Jen Bervin
Jen Bervin (born in Dubuque, United States; lives in Guilford, United States) engages eyes, hands, ears, and minds in an exploration of intersections between text and fibre. Combining crafts and high technology, her works result from conceptual, scientific, and poetic investigations of matter. Dialoguing with and through materials, her projects take the form of poems, artist books, videos, and installations that stage embodied forms of language and tactile properties specific to textiles.
In the artist’s book The Sea, Bervin presents a silvery oceanic landscape meticulously woven on reproductions of pages from the book The Opal Sea (1906) by John C. Van Dyke, an author from the United States who was interested in the sensory and perceptual specificities of nature.
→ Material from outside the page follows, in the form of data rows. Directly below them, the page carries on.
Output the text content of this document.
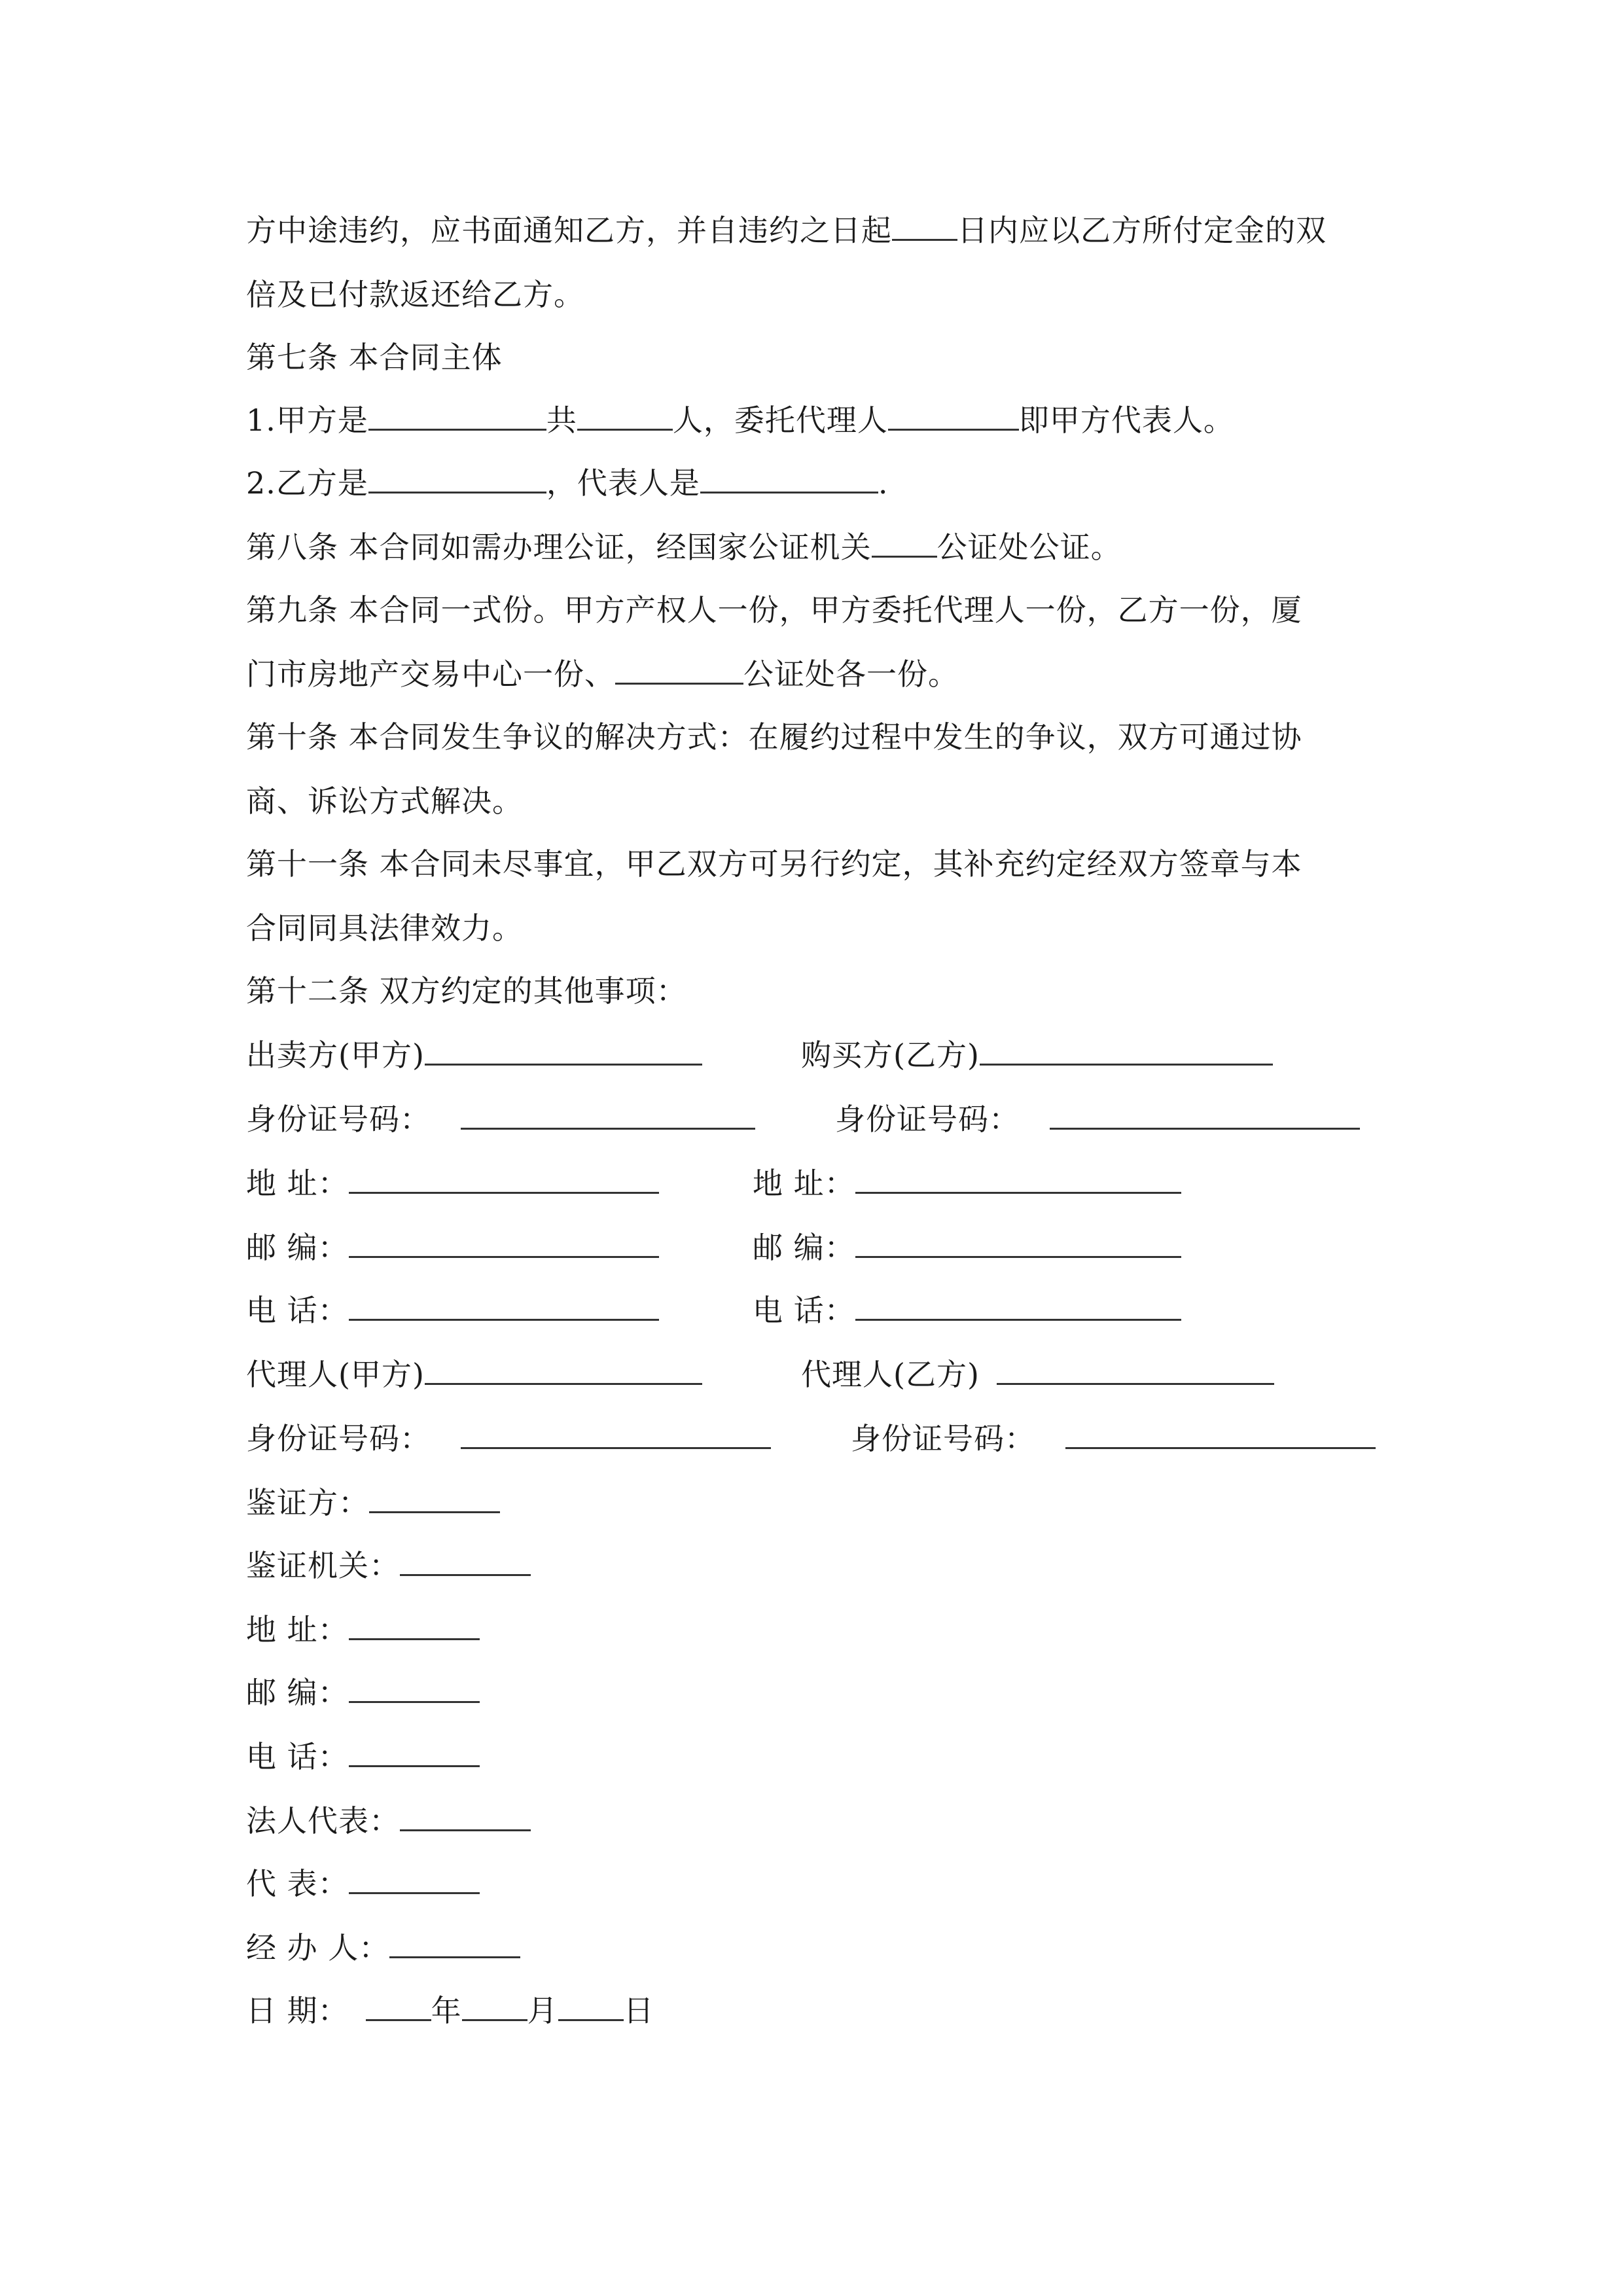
方中途违约，应书面通知乙方，并自违约之日起 日内应以乙方所付定金的双
倍及已付款返还给乙方。
第七条 本合同主体
1.甲方是	共	人，委托代理人	即甲方代表人。
2.乙方是	，代表人是	.
第八条 本合同如需办理公证，经国家公证机关 公证处公证。
第九条 本合同一式份。甲方产权人一份，甲方委托代理人一份，乙方一份，厦
门市房地产交易中心一份、	公证处各一份。
第十条 本合同发生争议的解决方式：在履约过程中发生的争议，双方可通过协
商、诉讼方式解决。
第十一条 本合同未尽事宜，甲乙双方可另行约定，其补充约定经双方签章与本
合同同具法律效力。
第十二条 双方约定的其他事项：
出卖方(甲方)	购买方(乙方)
身份证号码：	身份证号码：
地 址：	地 址：
邮 编：	邮 编：
电 话：	电 话：
代理人(甲方)	代理人(乙方)
身份证号码：	身份证号码：
鉴证方：
鉴证机关：
地 址：
邮 编：
电 话：
法人代表：
代 表：
经 办 人：
日 期：	年 月 日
His vast century-old study on the sea and its splendour approaches the ocean as an enigmatic and multiple being. Like a cluster of stars held together by gravity, the zigzag constellation of opalescent points sewn by Bervin both illuminates and partially veils Van Dyke’s prose. The fragments of text that she has left legible emerge from the underwater relief, forming new poems with the metallic threads. With attention and patience, the gaze strives to find the words, often drowned beneath the silvery undulations. Text and textile meet here in what Bervin calls a “contact zone,” a term employed by feminist philosopher Donna Haraway to define the space where beings and things are constituted in and by their relationships. An entire ecosystem is created through the interactions between words and fibres. The Sea offers an embodied way to navigate the written world, echoing the deciphering process inherent to the act of reading. Surging up from the woven landscape, the words appear as if surfacing through roiled, sibylline water. Each poem, born from subtraction, offers a way for sensitively approaching the real and opens new paths for experiencing the sea.